Elle leur chuchote presque ses consignes. Son rapport avec ses interprètes est tendre. Et c’est compréhensible. Ça joue le lendemain, il n’est pas l’heure d’ajouter une pression supplémentaire, celle qu’instiguaient les metteurs en scène tyranniques qu’ont connu les générations précédentes de comédiens/ennes. De toutes façons, Biver n’a plus à « créer », l’objectif est maintenant d’« ajuster » pour mettre en confort ceux qui seront sur scène bientôt.
© Godefroy Gordet
Il y a un vrai beau rapport de complicité entre les trois femmes. C’est touchant de voir une telle bienveillance dans une équipe. Sur les propositions de Biver, le duo de scène se montre attentif. Chacune accorde une attention particulière à l’autre, alliée à des propositions, qui sont débattues… La discussion est ouverte. Ce ne sont pas des directives que Biver donne mais des sortes de conseils à prendre ou à laisser, mais surtout à comprendre comme autant de nouvelles lignes pour rendre plus doux le travail des deux comédiennes. Sur la scène surélevée Jung et Morgan écoutent Biver, restée en bas, pour garder une distance avec la scène. Ce n’est pas elle qui joue, sa mission est tout autre aujourd’hui. À la fin du weekend, sans tournée de prévue, elles laisseront tout ça derrière elles, parmi les autres aventures spectaculaires qu’elles auront connues.
La régie bidouille, Biver donne ses directives, Morgan s’étire quand Jung porte une fugace attention à son téléphone.
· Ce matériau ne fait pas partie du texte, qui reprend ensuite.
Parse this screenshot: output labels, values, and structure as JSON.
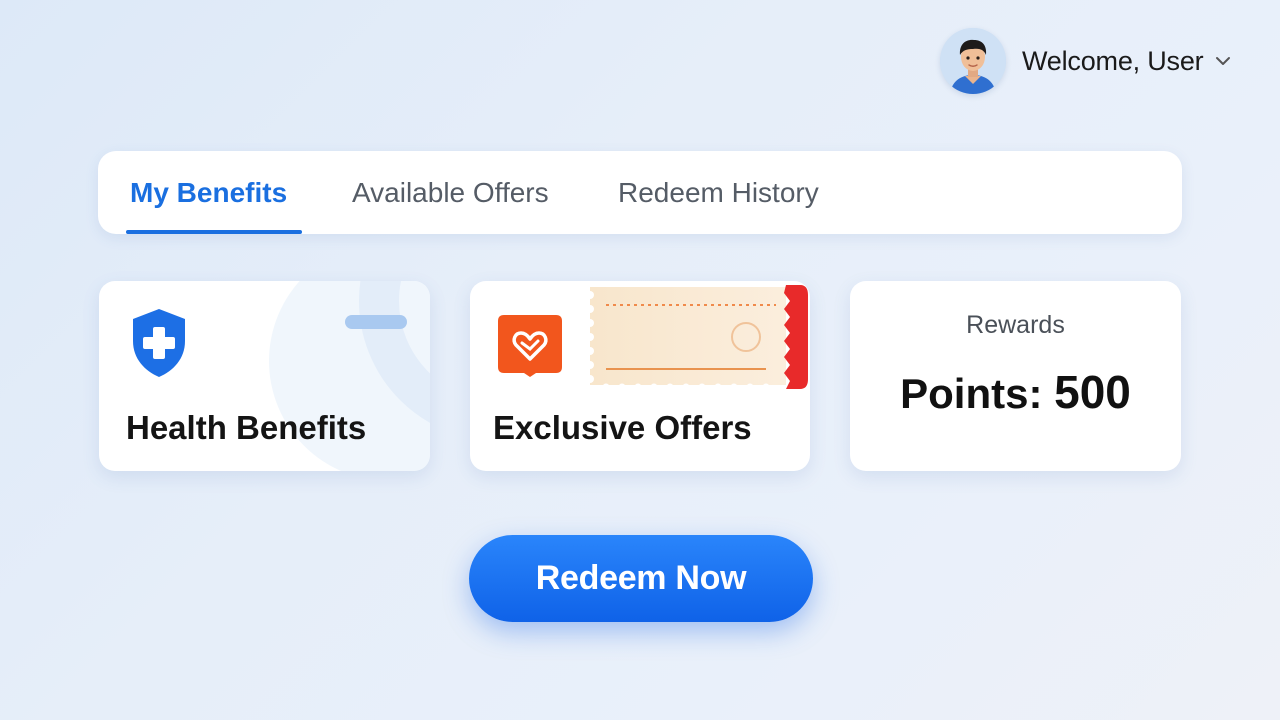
{
  "user": {
    "welcome_text": "Welcome, User",
    "avatar_icon": "user-avatar-icon",
    "menu_icon": "chevron-down-icon"
  },
  "tabs": [
    {
      "label": "My Benefits",
      "active": true
    },
    {
      "label": "Available Offers",
      "active": false
    },
    {
      "label": "Redeem History",
      "active": false
    }
  ],
  "cards": {
    "health": {
      "title": "Health Benefits",
      "icon": "shield-plus-icon"
    },
    "offers": {
      "title": "Exclusive Offers",
      "icon": "offer-badge-icon",
      "decor_icon": "ticket-icon"
    },
    "rewards": {
      "label": "Rewards",
      "points_prefix": "Points: ",
      "points_value": "500"
    }
  },
  "actions": {
    "redeem_label": "Redeem Now"
  },
  "colors": {
    "accent": "#1a6fe0",
    "button": "#1568ee",
    "offer_orange": "#f2561d",
    "ticket_red": "#e82a2a",
    "background": "#e6eef9"
  }
}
Il reste cinq minutes pour quelques derniers retours, griffonnés dans le cahier de la metteure en scène. « Demain, 17h au plateau pour les derniers… », lance Biver, interrompue par l’un des deux régisseurs, « 17h30 ! ». Fallait le tenter, 30 minutes, c’est beaucoup quand on répète un spectacle…
Au sortir du théâtre, les corps se détendent mais les esprits cogitent de plus belle. « Aude-Lau’, il nous faut encore deux jours de répétitions », se désespère Morgan. Soyez en sûr, un acteur n’est jamais tout à fait prêt, et s’il estime l’être, il ne donne que prétention et certitude aux spectateurs : du vent. Chaque représentation a son caractère unique avec l’indéniable « facteur humain » qui se dégage à chaque fois en scène et en salle. Un mot unique pour tant d’angoisses : alors, « Merde » à elles !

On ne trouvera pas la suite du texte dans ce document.